By Kyle Stock
Another sign that heady days are back on Wall Street: Private-equity firms are raiding investment banks for relatively inexperienced analysts. Buyout companies have long poached hires from two-year analyst programs at bulge-bracket banks. This year, the hiring is occurring more rapidly, according to private-equity and investment-bank recruiters. Candidates are being snapped up less than a year after graduating from college.
Compensation is also up. Recent offers guarantee $220,000 to $250,000 a year, though the most coveted workers are getting more than $300,000, said Jessica Hersch, who targets bank analysts for private-equity clients of Glocap Search, a New York-based headhunting firm. “It’s a domino effect every year and this was a very intense year,” Hersch said. In investing terms, private-equity firms are taking a very long position on an asset class with a very short record of performance.
The alternative, however, is missing out on tireless, young finance machines in a period when the global buyout sector is trying to deploy nearly $540 billion in cash, according to industry research firm Preqin Ltd. Investing that much money means screening many potential target companies, which, in turn, means bringing to bear a small army of workers to crunch financial models and hammer out due diligence.
In 2009, many private-equity firms waited until September to make offers for jobs that would start about 12 months later. Last year, they started sending offer letters in mid-summer.

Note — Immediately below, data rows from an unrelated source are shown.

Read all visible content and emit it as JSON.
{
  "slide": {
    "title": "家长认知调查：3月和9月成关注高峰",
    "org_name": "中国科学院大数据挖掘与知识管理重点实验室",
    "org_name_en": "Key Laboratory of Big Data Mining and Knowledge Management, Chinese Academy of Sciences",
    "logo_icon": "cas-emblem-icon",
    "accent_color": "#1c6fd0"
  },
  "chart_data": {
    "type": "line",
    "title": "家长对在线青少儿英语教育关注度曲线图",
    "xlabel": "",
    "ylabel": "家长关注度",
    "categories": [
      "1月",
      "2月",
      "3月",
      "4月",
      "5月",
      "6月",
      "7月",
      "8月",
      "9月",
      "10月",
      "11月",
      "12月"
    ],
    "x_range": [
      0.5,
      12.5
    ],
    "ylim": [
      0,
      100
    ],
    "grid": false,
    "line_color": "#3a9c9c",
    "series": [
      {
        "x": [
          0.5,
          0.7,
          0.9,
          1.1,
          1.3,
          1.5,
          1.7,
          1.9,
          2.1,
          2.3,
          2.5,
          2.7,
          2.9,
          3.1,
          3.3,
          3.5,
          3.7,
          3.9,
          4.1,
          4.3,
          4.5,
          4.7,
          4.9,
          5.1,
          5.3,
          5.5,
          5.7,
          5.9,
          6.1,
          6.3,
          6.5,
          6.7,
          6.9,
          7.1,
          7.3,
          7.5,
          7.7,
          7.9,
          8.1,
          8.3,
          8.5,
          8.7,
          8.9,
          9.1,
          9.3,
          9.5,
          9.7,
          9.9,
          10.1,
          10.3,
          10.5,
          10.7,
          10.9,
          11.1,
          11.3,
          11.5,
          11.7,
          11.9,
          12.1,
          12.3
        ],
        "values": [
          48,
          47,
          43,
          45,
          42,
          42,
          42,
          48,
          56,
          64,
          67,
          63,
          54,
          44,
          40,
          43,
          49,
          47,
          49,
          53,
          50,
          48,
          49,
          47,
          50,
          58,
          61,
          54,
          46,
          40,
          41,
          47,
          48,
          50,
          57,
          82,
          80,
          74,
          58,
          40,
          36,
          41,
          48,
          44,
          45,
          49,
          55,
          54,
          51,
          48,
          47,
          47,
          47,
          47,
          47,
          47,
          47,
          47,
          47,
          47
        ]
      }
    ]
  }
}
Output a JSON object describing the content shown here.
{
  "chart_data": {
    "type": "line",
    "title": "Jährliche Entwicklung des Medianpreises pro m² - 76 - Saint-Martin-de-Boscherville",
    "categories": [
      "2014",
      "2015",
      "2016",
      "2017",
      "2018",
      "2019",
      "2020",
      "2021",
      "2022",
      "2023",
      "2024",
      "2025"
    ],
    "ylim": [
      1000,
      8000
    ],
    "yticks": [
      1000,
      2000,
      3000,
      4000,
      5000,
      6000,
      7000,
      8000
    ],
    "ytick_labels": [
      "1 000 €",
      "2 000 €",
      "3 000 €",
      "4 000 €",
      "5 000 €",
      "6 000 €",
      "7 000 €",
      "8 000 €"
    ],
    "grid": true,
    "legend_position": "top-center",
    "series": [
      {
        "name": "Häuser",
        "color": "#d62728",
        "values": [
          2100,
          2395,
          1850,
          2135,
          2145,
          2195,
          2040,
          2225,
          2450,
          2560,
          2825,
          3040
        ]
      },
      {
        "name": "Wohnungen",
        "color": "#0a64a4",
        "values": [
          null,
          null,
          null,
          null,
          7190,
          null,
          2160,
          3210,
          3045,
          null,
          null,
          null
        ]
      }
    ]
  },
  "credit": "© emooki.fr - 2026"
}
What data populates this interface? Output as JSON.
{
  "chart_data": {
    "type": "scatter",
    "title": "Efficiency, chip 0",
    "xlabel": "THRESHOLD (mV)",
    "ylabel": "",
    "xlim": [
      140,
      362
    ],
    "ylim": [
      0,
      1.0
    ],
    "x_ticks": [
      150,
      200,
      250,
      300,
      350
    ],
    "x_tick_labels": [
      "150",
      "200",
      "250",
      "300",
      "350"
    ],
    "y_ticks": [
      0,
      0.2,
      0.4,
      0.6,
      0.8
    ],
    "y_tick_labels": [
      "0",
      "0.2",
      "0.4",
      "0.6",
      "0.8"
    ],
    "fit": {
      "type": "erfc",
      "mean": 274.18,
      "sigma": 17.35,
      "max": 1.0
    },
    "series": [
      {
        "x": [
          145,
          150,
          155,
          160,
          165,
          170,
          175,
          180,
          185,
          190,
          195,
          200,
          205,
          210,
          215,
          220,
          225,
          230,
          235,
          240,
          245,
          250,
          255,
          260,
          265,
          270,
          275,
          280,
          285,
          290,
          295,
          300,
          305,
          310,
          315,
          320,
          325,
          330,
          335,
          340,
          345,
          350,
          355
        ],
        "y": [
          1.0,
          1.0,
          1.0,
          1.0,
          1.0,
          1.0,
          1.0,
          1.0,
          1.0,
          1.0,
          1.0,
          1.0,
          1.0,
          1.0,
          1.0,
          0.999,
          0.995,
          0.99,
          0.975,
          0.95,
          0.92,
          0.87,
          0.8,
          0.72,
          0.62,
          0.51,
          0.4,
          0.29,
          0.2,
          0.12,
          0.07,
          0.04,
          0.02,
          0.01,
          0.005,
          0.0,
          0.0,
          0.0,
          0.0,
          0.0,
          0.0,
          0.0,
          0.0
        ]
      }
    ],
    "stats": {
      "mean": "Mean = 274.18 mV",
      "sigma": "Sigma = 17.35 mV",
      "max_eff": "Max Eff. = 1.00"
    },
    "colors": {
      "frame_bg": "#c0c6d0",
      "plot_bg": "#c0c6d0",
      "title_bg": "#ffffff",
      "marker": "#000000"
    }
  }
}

This spring, the rush started March 3, according to Jeannine Santarelli head of associate recruiting at The Carlyle Group.
Within two weeks, the top candidates were spoken for, including the 16 analysts that Carlyle signed on to start in August 2012. “It’s not in the bank’s best interest, it’s not in private-equity’s best interest and it’s certainly not in the best interest of the analysts,” Santarelli said of the accelerated recruiting. “But once someone pushes the button, we have to go, because we can’t risk losing out on the best and brightest.”
Private-equity firms focus on a pool of 1,000 to 1,500 analysts at Wall Street’s big investment banks, according to Scott Rostan, whose Wall Street preparation company Training the Street will break in close to 12,000 banking analysts this summer. Generally, about 5% to 10% of those candidates get offers from buyout firms. Junior analysts are the foot-soldiers of finance. While their bosses are wining and dining captains of industry, analysts tweak Powerpoints and crunch Excel simulations into the early morning hours.
Geoff Robinson, who will train about 1,300 bank analysts this summer for 7City Learning, said rookie bankers are “bled dry” in the course of their two-year posting. He recalled bumping into two haggard analysts at a London hotel just months after he had trained them.
“These guys were 24-years-old and both looked like they were in their early 30s,” Robinson said. “I was shocked.”
The chance to jump to the buyout industry, which, on a whole, offers slightly better hours and much more compensation, is fairly attractive. Scores of analysts are spending $300 to $1,000 for one-on-one coaching on how to ace a private-equity interview, according to Training the Street. Trevor Nelson, the company’s lead private-equity instructor, has had about 50 requests for such “bespoke” guidance this year to date, up from 35 last year. “We saw the demand get compressed into what you might call a stampede back in March,” Nelson said.
Senior investment bankers understand that the hiring is part of the free market and do not want to rebuff private-equity firms, which count as some of their most lucrative clients. The recent rush to recruit, however, is starting to spark friction on Wall Street. A number of firms, including Barclays, Deutsche and Morgan Stanley, declined to comment for this piece.
A former Bank of America analyst we spoke with who asked not to be named said his boss was “particularly sensitive” to outside recruiting. “If you wanted to interview, you kind of had to sneak out the door with a folder under your jacket,” he said. “So, that’s what a lot of us did.”
The candidate eventually joined Lightyear Capital, a New York-based private equity firm, but did not tell his boss until a few months later when the firm was weighing extension offers. Recruiters said a few investment banks have moved to stem brain-drain. At least one senior managing director at a bulge-bracket bank sent a letter to private-equity recruiters last year urging them to wait until the greenhorn analysts had a few more months under their belts, according to a recruiter who spoke on the condition of anonymity for fear of angering a potential client.
Now, some banks are “signaling” to high performers that they will likely be promoted to associate at the end of their initial two-year period or at least get an offer to stay on for a third year, according to Rostan at Training the Street.
Still, banks struggle with “a big disconnect” between when their top analysts are hired away and when they know which of the rookies are “keepers. “To me, it’s a sign of the overall bullishness,” Rostan said. “Private equity is getting its swagger back.”